Table A4.5 Example of first stage of cluster sampling
|
Geographical units/zones |
Estimated population |
Cumulative population |
Attributed numbers |
Location of clusters |
|
Unit 1 |
800 |
800 |
1-800 |
1 |
|
Unit 2 |
310 |
1 110 |
801-1110 | |
|
Unit 3 |
1 220 |
2 330 |
1111-2330 |
2, 3 |
|
Unit 4 |
550 |
2 880 |
2331-2880 |
4 |
|
etc... |
... |
... |
... |
... |
|
... |
... |
... |
... |
... |
|
Total |
18 600 |
18 600 |
18 600 |
(30) |
Note: See fig. A4.1 for an explanation.
Never change a sampling site because it is too remote or is close to a bigger and "worse affected" place that someone feels should be surveyed in preference to the randomly selected "unimportant" site.
Strictly speaking, clusters for nutritional surveys should be defined on the basis of the numbers of children aged 6-59 months. In most situations, the proportion of children is relatively uniform, and figures for the population as a whole can be used, as indicated above. However, if there are known to be wide variations in the proportion of children in the populations of different areas, the numbers of children aged 6-59 months should be estimated and used as a basis for defining clusters. On the other hand, where reliable population figures are not available, clusters may have to be defined on the basis of estimates of the numbers of households in different units or zones.
Stage 2: selecting individuals within each cluster
Once the survey team is on site, the required number of children (usually 30) can be selected by systematic sampling, as described above, if the site layout permits. Alternatively, a sketch map of the area should be drawn, the houses numbered, and households selected using a random number table. In many situations, neither of these methods is feasible and the following procedure is adopted:
1. Go to the centre of the selected unit or cluster.2. Randomly choose a direction by spinning a pencil (pen, bottle) on the ground (or a flat surface) and noting the direction in which it points when it stops.
3. Walk in that direction from the centre to the outer perimeter of the unit or cluster, counting the number of households along this line.
4. Using a random number table, obtain a number between 1 and the number of households counted.
5. Go to the household indicated and examine all children belonging to that household (e.g. if the number is 5, go to the fifth household along the randomly chosen line).

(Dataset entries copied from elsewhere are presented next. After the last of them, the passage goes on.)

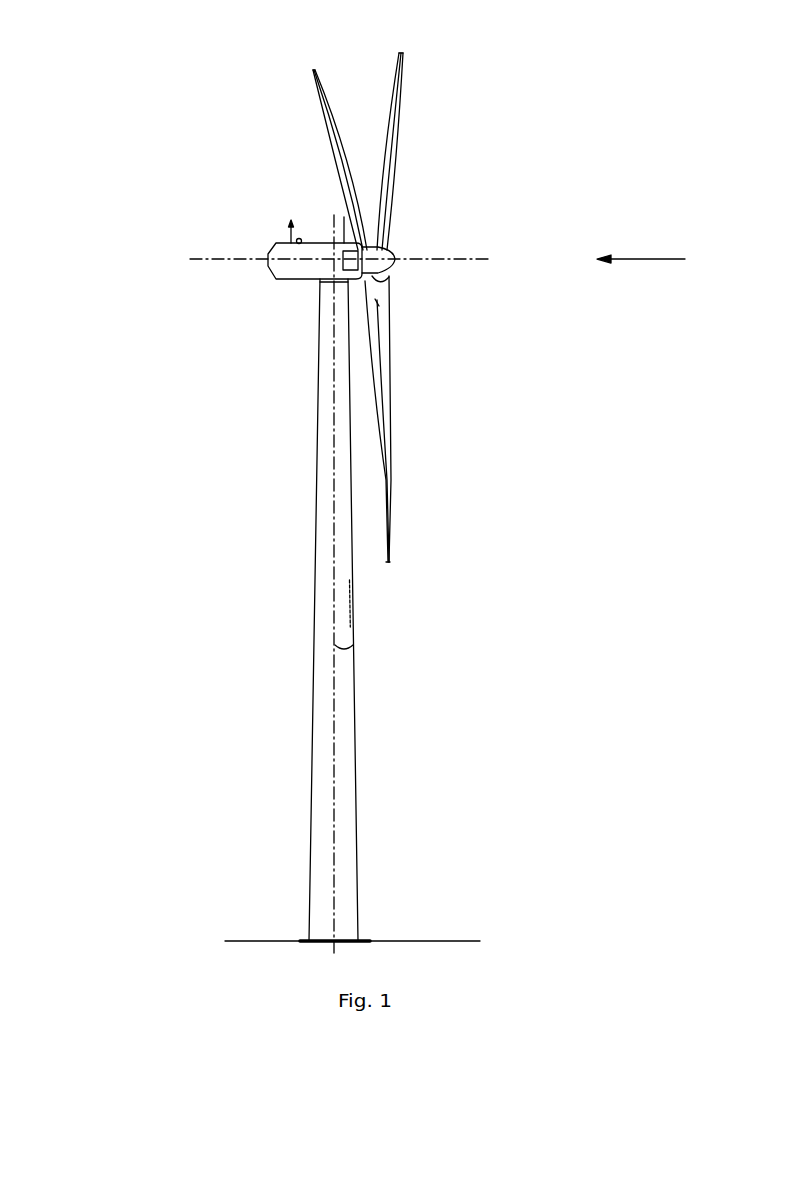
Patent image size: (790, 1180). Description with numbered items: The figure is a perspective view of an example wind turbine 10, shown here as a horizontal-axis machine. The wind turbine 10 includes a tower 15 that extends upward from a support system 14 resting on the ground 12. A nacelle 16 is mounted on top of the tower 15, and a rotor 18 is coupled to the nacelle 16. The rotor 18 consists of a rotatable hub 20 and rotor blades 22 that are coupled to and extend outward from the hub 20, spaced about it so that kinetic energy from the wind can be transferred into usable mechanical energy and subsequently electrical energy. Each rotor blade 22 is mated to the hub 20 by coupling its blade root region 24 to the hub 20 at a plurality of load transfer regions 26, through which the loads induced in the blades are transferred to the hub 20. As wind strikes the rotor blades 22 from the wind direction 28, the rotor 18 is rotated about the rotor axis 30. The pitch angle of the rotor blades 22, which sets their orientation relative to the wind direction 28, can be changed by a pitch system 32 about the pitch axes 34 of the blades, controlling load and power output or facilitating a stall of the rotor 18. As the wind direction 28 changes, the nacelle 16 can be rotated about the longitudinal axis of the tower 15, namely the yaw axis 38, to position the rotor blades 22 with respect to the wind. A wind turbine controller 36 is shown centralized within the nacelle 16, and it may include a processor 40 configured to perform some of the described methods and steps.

The wind turbine 10 is at (128, 78).
The ground 12 is at (245, 940).
The support system 14 is at (300, 939).
The tower 15 is at (328, 587).
The nacelle 16 is at (292, 280).
The rotor 18 is at (405, 176).
The rotatable hub 20 is at (393, 254).
The rotor blade 22 is at (327, 128).
The blade root region 24 is at (388, 350).
The load transfer regions 26 is at (385, 282).
The wind direction 28 is at (651, 258).
The rotor axis 30 is at (458, 263).
The pitch system 32 is at (378, 304).
The pitch axes 34 is at (312, 71).
The wind turbine controller 36 is at (336, 294).
The yaw axis 38 is at (362, 641).
The processor 40 is at (340, 212).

6. Go to the next nearest house, the one with the door nearest to the last house surveyed.
7. Continue the process until the required number of children (probably 30) has been completed.

Note: In most cases a population will be divided into at least 100 clusters, of which 30 will be selected.

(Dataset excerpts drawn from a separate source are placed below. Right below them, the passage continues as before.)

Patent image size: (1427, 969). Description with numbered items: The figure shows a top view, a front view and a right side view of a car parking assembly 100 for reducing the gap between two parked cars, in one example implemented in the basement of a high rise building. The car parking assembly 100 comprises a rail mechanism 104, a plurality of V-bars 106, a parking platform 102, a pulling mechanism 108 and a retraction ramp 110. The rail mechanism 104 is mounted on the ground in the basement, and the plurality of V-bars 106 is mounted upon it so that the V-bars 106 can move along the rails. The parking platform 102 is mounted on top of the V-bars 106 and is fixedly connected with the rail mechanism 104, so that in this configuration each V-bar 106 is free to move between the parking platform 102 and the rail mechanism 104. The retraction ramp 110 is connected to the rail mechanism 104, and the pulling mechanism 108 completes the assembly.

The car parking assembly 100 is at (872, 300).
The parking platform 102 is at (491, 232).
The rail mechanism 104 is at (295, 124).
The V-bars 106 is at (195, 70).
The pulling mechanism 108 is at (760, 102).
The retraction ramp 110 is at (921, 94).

The method to be used must be decided in advance and used consistently throughout the survey. It is important that there be no element of deliberate choice by the survey team in selecting the sample houses.
All children belonging to each selected household should be surveyed, including those in the last household (even if this means exceeding the number "required"). No substitutions can be made.
Thirty separate clusters should be surveyed if at all possible. If the number of clusters is reduced, the reliability of the estimate obtained may be poor and provide an inaccurate picture of the true nutritional status of the population being surveyed. A greater number of children per cluster does not compensate for a reduced number of clusters.1
1 More than 30 clusters may be surveyed, but this will not significantly increase the accuracy or reliability of the results.